A weight-loss therapy that focuses on personal values and
"mindful" decision-making helps people shed more than 13 percent of
their initial weight, on average, a new clinical trial suggests.
To put that into perspective, current behavioral therapies typically help people drop 5 percent to 8 percent of their starting weight, the study authors said.
Researchers call the new approach acceptance-based behavioral therapy (ABT). The study authors said ABT addresses some of the biggest obstacles in keeping extra pounds off -- including the difficulty of resisting temptation.
There is nothing new about using behavioral therapy to help people lose weight. But, Forman said, the standard approaches don't address the main issue. "People are biologically driven to eat, especially foods that are rewarding and taste good," he said.

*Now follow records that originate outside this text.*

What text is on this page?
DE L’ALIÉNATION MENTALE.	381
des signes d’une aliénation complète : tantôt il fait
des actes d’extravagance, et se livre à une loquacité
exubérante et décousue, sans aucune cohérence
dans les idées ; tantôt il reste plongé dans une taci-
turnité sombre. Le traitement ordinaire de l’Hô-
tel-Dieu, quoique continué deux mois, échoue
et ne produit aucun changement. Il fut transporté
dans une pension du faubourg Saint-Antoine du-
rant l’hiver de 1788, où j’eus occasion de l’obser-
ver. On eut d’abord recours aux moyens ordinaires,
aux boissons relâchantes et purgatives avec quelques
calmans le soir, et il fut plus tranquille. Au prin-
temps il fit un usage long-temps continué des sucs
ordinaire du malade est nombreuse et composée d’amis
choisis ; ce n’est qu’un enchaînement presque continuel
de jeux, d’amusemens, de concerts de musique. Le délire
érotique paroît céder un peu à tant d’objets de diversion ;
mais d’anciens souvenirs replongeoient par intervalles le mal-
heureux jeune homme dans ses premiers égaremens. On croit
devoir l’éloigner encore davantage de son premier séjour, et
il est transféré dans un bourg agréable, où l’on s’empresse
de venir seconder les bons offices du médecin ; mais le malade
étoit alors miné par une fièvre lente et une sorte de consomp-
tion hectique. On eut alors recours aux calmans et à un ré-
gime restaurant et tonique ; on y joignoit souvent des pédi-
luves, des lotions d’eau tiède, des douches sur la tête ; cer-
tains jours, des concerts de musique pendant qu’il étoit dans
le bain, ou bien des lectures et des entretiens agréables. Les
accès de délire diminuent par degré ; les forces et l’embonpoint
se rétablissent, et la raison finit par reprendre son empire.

ABT aims to teach people skills to resist temptations. The new clinical trial put the approach to the test by comparing it with standard behavioral therapy, which only encourages reducing calories and increasing exercise.

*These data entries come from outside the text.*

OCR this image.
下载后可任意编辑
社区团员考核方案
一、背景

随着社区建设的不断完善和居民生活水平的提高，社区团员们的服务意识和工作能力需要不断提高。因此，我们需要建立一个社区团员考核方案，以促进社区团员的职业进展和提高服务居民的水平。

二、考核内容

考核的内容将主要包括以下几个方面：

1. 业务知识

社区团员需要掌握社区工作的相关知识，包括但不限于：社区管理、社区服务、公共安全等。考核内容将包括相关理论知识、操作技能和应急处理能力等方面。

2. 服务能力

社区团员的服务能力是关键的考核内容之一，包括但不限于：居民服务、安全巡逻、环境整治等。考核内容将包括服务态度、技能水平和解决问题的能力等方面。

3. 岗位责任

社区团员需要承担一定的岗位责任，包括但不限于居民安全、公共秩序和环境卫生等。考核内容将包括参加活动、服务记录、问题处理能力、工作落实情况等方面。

Forman's team recruited 190 overweight or obese adults and randomly assigned them to either ABT or standard treatment. People in both groups went to 25 group sessions over one year, meeting with therapists with expertise in weight loss.
Both groups received help with diet changes and exercise, "problem solving," and dealing with food cravings. But ABT had added components.
People chose a goal based on their "personal values" -- rather than aiming for a certain number on the bathroom scale. A person might, for example, choose the goal of being a healthy, active grandmother.
During ABT, people learn to notice how "cues" from their environment -- from TV to the presence of tempting food to sheer boredom -- influence their decisions to eat.
In this new trial, the approach appeared to work better than standard therapy: After a year, ABT patients had lost a little over 13 percent of their starting weight, compared to just under 10 percent for people in the comparison group.
The ABT group also fared better when it came to keeping the pounds off: 64 percent had maintained at least a 10 percent weight loss at the one-year mark, compared with 49 percent of the standard-therapy group.
Dr. Steven Heymsfield is a spokesman for the Obesity Society and a professor at Pennington Biomedical Research Center, in Baton Rouge, La said, "It recognizes the underlying biological drive to eat, and provides people with a powerful counterweight to that."
Losing weight is not just about "willpower," Heymsfield said. People have to overcome strong biological impulses -- and that takes strong motivation, he said.
It makes sense that focusing on important personal values (such as being a healthy grandma) can work better than a "superficial goal" of fitting into smaller jeans, Heymsfield said.